Posted on 1/3/14 at 11:04 am
Posted by mouton
Savannah,Ga
Member since Aug 2006
28276 posts
Posted on 1/3/14 at 11:04 am
I normally make small batches just for me and the wife. Lately I have been using a roux consisting of half a cup of flour/half cup oil to a couple quarts stock.
Posted by LSU Piston
The 313
Member since Feb 2008
3844 posts
Posted on 1/3/14 at 11:08 am to
quote:

I normally make small batches just for me and the wife. Lately I have been using a roux consisting of half a cup of flour/half cup oil to a couple quarts stock.


Ask R2R. His roux is a beautiful, light yellow color. Same shade as chicken noodle soup.
Posted by Stadium Rat
Metairie
Member since Jul 2004
9575 posts
Posted on 1/3/14 at 11:28 am to
I have an extensive cookbook collection. I did a quick survey of gumbo recipes one time and found that the stock-to-flour ratios varied from 20-1 to 7-1. Notice I said FLOUR, not roux. How much oil you use with a given amount of flour is up to you, but I've seen it vary from 1 - 1 to 1 - 1 1/2 (flour to oil).

As for my gumbo, I like it with a rich roux flavor, so mine is close to 7-1.
This post was edited on 1/3/14 at 11:38 am
Posted by Mr Fusion
The American Dream City
Member since Dec 2010
7457 posts
Posted on 1/3/14 at 11:30 am to
Enough. I just eyeball it.
This post was edited on 1/3/14 at 11:31 am
Posted by Zach
Gizmonic Institute
Member since May 2005
112619 posts
Posted on 1/3/14 at 12:10 pm to
quote:

I normally make small batches just for me and the wife.

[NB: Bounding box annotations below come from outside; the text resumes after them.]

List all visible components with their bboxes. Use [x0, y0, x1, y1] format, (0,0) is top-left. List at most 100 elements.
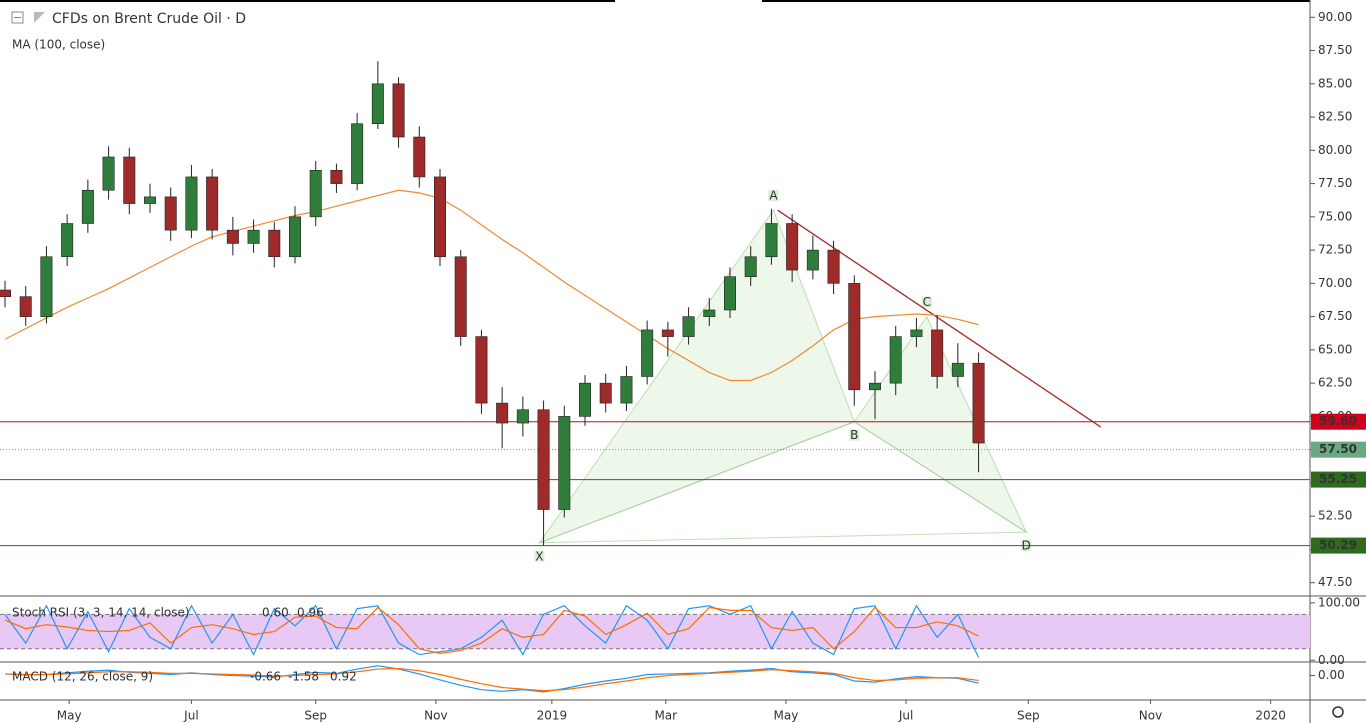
candle-body — [454, 256, 467, 337]
y-tick-label: 47.50 — [1318, 575, 1352, 589]
x-tick-label: Sep — [304, 709, 327, 723]
candle-body — [848, 283, 861, 391]
x-tick-label: Nov — [1139, 709, 1162, 723]
candle-body — [910, 329, 923, 337]
pattern-point-label: C — [923, 295, 931, 309]
candle-body — [579, 382, 591, 417]
x-tick-label: 2020 — [1255, 709, 1286, 723]
candle-body — [247, 229, 260, 244]
chart-title: CFDs on Brent Crude Oil · D — [52, 11, 246, 27]
candle-body — [61, 223, 74, 258]
level-label: 59.60 — [1319, 414, 1357, 428]
x-tick-label: 2019 — [537, 709, 568, 723]
pattern-point-label: X — [535, 549, 543, 563]
level-label-box — [1311, 537, 1366, 554]
y-tick-label: 85.00 — [1318, 76, 1352, 90]
y-tick-label: 65.00 — [1318, 342, 1352, 356]
candle-body — [144, 196, 156, 204]
x-tick-label: May — [57, 709, 82, 723]
x-tick-label: Jul — [183, 709, 198, 723]
pattern-point-label: B — [850, 428, 858, 442]
y-tick-label: 80.00 — [1318, 143, 1352, 157]
stoch-d-line — [4, 606, 979, 655]
stoch-legend: Stoch RSI (3, 3, 14, 14, close) — [12, 606, 190, 620]
candle-body — [869, 382, 881, 391]
stoch-readout: 0.60 — [262, 606, 289, 620]
pattern-point-box — [921, 296, 932, 308]
candle-body — [827, 249, 840, 284]
candle-body — [371, 83, 384, 125]
y-tick-label: 72.50 — [1318, 243, 1352, 257]
macd-signal-line — [4, 667, 979, 692]
level-label-box — [1311, 471, 1366, 488]
candle-body — [309, 169, 322, 218]
y-tick-label: 75.00 — [1318, 209, 1352, 223]
candle-body — [185, 176, 198, 231]
y-tick-label: 90.00 — [1318, 10, 1352, 24]
candle-body — [351, 123, 364, 184]
macd-line — [4, 665, 979, 693]
candle-body — [682, 316, 695, 337]
settings-button[interactable] — [1332, 706, 1344, 718]
x-tick-label: May — [774, 709, 799, 723]
pattern-point-label: A — [769, 189, 778, 203]
x-tick-label: Sep — [1017, 709, 1040, 723]
stoch-readout: 0.96 — [297, 606, 324, 620]
trendline — [777, 209, 1102, 428]
candle-body — [724, 276, 736, 311]
candle-body — [268, 229, 281, 258]
x-tick-label: Nov — [424, 709, 447, 723]
candle-body — [206, 176, 219, 231]
y-tick-label: 77.50 — [1318, 176, 1352, 190]
level-label: 57.50 — [1319, 442, 1357, 456]
candle-body — [123, 156, 136, 204]
level-label: 55.25 — [1319, 472, 1357, 486]
stoch-k-line — [4, 604, 980, 658]
candle-body — [392, 83, 405, 138]
macd-readout: 0.92 — [330, 670, 357, 684]
pattern-point-box — [768, 190, 779, 202]
pattern-point-box — [534, 550, 545, 562]
candle-body — [516, 409, 529, 424]
y-tick-label: 67.50 — [1318, 309, 1352, 323]
candle-body — [537, 409, 550, 510]
candle-body — [19, 296, 32, 317]
candle-body — [558, 416, 571, 510]
candle-body — [889, 336, 902, 384]
candle-body — [599, 382, 612, 404]
symbol-icon — [34, 12, 45, 23]
macd-tick-label: 0.00 — [1318, 668, 1345, 682]
candle-body — [620, 376, 633, 404]
candle-body — [102, 156, 115, 191]
pattern-point-box — [849, 429, 860, 441]
y-tick-label: 62.50 — [1318, 376, 1352, 390]
candle-body — [951, 362, 964, 377]
candle-body — [931, 329, 944, 377]
candle-body — [413, 136, 426, 178]
candle-body — [330, 169, 343, 184]
candle-body — [661, 329, 674, 337]
candle-body — [81, 189, 94, 224]
y-tick-label: 52.50 — [1318, 509, 1352, 523]
candle-body — [765, 223, 778, 258]
pattern-line — [539, 421, 1028, 544]
y-tick-label: 87.50 — [1318, 43, 1352, 57]
level-label-box — [1311, 441, 1366, 458]
candle-body — [475, 336, 488, 404]
candle-body — [641, 329, 654, 377]
candle-body — [0, 289, 11, 297]
level-label-box — [1311, 413, 1366, 430]
macd-legend: MACD (12, 26, close, 9) — [12, 670, 153, 684]
candle-body — [164, 196, 177, 231]
candle-body — [972, 362, 985, 444]
level-label: 50.29 — [1319, 538, 1357, 552]
y-tick-label: 70.00 — [1318, 276, 1352, 290]
macd-readout: -0.66 — [250, 670, 281, 684]
collapse-button[interactable] — [11, 11, 24, 24]
ma-line — [4, 189, 979, 382]
candle-body — [496, 402, 509, 424]
macd-readout: -1.58 — [288, 670, 319, 684]
y-tick-label: 82.50 — [1318, 110, 1352, 124]
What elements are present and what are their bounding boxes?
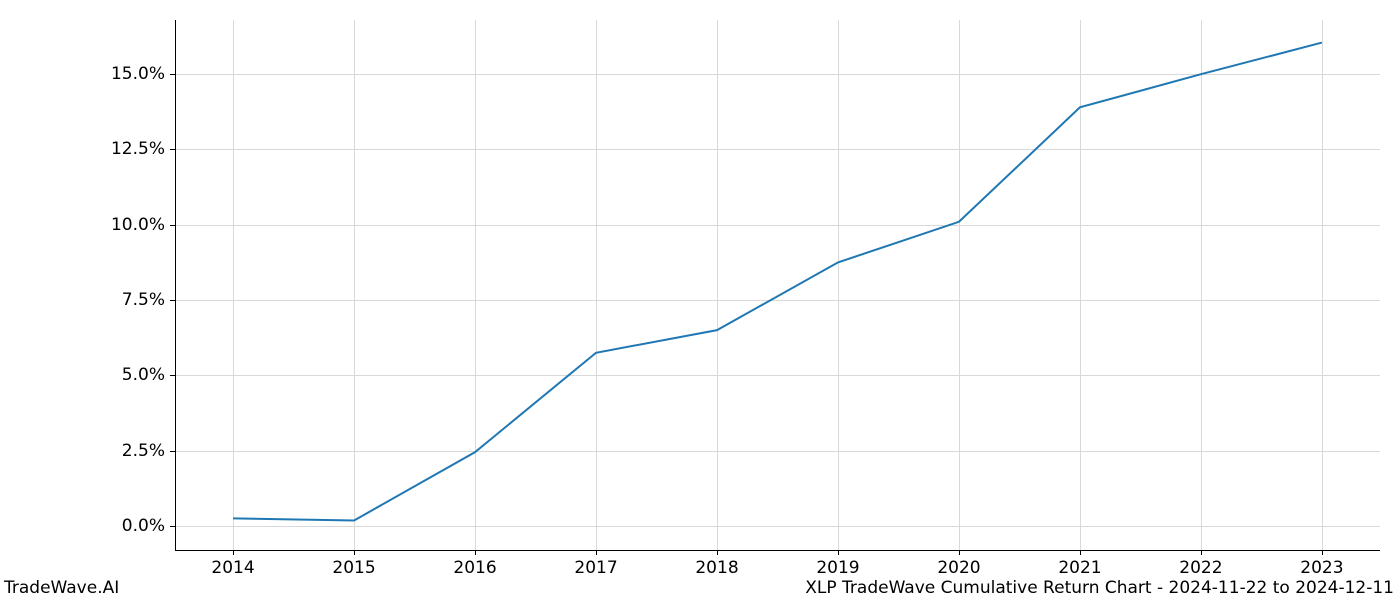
line-series (0, 0, 1400, 600)
data-line (233, 43, 1322, 521)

Lately I have been using a roux consisting of half a cup of flour/half cup oil to a couple quarts stock.


Well, hell's bells. I just adjusted my gumbo yesterday by mistake and it turned out great.

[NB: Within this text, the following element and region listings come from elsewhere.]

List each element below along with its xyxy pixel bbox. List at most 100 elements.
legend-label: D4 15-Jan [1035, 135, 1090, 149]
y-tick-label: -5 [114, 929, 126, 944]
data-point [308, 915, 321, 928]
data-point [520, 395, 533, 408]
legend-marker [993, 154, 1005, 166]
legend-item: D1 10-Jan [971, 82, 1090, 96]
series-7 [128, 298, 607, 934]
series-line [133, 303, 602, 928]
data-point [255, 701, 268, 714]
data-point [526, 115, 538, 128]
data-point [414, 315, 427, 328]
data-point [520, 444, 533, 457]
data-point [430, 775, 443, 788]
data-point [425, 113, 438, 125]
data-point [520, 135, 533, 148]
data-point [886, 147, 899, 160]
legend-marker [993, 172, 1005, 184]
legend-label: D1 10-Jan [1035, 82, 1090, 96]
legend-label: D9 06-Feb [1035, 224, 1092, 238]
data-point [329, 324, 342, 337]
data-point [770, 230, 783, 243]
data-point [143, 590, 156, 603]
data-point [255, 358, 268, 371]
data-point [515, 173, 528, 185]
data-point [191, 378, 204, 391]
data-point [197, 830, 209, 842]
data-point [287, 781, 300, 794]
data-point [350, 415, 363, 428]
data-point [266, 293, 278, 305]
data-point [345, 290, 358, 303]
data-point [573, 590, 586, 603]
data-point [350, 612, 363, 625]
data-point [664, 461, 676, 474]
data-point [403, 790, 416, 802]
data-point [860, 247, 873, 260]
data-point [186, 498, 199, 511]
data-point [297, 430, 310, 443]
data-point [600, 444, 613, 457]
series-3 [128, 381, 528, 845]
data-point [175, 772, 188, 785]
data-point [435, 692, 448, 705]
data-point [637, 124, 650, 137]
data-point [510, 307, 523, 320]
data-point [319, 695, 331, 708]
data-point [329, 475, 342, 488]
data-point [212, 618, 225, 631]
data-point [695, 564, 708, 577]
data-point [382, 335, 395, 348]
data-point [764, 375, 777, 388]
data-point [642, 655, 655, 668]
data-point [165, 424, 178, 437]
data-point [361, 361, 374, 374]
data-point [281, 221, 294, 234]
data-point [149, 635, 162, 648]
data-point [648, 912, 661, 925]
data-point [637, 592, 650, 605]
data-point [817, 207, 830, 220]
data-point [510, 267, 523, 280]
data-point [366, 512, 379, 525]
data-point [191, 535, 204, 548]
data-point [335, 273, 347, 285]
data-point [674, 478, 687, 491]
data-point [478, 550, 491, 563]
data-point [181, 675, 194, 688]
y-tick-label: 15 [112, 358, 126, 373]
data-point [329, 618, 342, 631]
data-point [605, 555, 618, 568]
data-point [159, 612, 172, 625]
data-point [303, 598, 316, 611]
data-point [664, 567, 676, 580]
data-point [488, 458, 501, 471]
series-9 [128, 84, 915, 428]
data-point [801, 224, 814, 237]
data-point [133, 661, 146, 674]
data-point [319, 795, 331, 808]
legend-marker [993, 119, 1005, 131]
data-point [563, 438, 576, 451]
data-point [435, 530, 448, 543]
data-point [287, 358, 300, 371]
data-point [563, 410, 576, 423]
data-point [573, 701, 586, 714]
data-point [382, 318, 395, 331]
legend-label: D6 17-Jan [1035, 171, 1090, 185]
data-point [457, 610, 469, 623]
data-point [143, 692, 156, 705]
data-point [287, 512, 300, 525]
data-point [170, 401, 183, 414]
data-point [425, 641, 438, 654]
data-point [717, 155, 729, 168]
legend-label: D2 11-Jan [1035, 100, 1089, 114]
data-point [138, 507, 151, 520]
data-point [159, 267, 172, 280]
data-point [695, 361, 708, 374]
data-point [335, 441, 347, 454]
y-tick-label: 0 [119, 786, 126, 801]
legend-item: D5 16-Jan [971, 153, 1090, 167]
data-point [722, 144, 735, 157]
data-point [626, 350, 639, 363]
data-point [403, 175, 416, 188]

My usual was 2/3 cup of flour/ 2/3 cup of oil to about 1.5 quarts of stock. But, I didn't have enough flour. So, I adjusted to 1/2 cup flour and 1/2 cup of oil and kept same amount of stock.

I also added 1/4 cup of red wine since I was a bit short of stock. The result was excellent.

Will do it again soon.
Posted by GotDucks?
The swamp
Member since May 2013
1775 posts
Posted on 1/3/14 at 1:52 pm to
Eye that shite.
Posted by Boudreaux35
BR
Member since Sep 2007
21578 posts
Posted on 1/3/14 at 2:39 pm to
quote:

What ratio of roux to stock do you use in your gumbo?


I add stock until its a little thinner than I want it when ready to eat, then let it cook down. I don't ever remember measuring anything when cooking a gumbo. My great-grandmother would probably send a lightning bolt down at me if I ever did.